A group of scientists from Germany's Fraunhofer Institute for Solar Energy Systems (Fraunhofer ISE), with support from Oxford PV Germany, have examined shingling as an interconnection method for perovskite-silicon tandem (PVST) cells.
Full-format perovskite-silicon tandem shingle modules produced at Fraunhofer ISE in collaboration with Oxford PV. Image from Solar Energy Materials and Solar Cells.
The scientists explained that the combination of PVST cells with shingling allows boosting the module efficiency even further due to the increase of the photoactive area through the absence of cell gaps. They went on to say that shingling suits the temperature limitations of the PVST cells since the main factor for the choice of the processing temperature is the curing conditions of the electrically conductive adhesive.
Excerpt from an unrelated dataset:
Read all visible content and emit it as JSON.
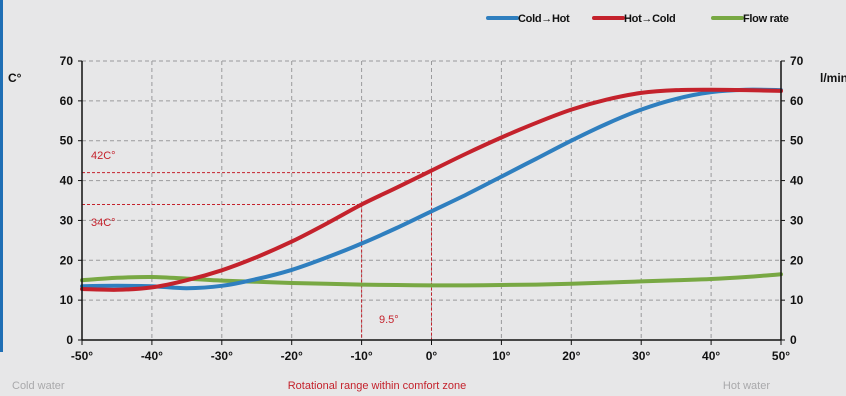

Shingled panels feature a busbar-free structure in which only a small proportion of cells are not exposed to sunlight. The cells are bonded with electrically conductive adhesive to form a shingled high-density string and the resulting strips are connected. The reduced number of busbars reduces shadowing losses.
According to the team, a significant advantage of combining PVST cells and shingling is the relaxed requirements on finger resistivity due to the relatively low cell current density. Shingling also does not utilize ribbons and requires only one cell side to be printed with electrically conductive adhesives (ECAs). They also said that shingling utilizes less material while lowering thermomechanical stress in the panels. It also increases a cell's active area, thus raising the device's fill factor and power conversion efficiency. Furthermore, shingled solar modules have an improved shading resilience compared to non-shingled products.
The researchers used M6 (166 mm x 166 mm) precursors with a two-terminal (2T) configuration provided by solar perovskite specialist Oxford PV. Metallization with low-temperature silver paste by means of screen printing deploying 60 fingers and continuous busbar took place at Fraunhofer ISE whereas cutting the cells into 1/5 shingles with 24.5% efficiency was realized at Oxford PV’s plant in Brandenburg, Germany. Shingles were shipped back to Fraunhofer ISE in Freiburg for interconnection and module integration.
Through their analysis, the academics found that the 1/6 cut PVST cells with 25 % initial shingle cell efficiency would be able to achieve a module efficiency of 23.4 %.
The scientists summarized that their recent work demonstrated the feasibility of the shingling approach as well as module integration with PVST cells by producing full-format modules, and that it produced real bifacial glass-glass solar panels based on industrial production equipment, which reached efficiencies of up to 22.8 %. They added that metallization of PVST precursors with low-temperature silver paste by means of screen-printing with subsequent cutting with laser scribe and mechanical cleave method was successful.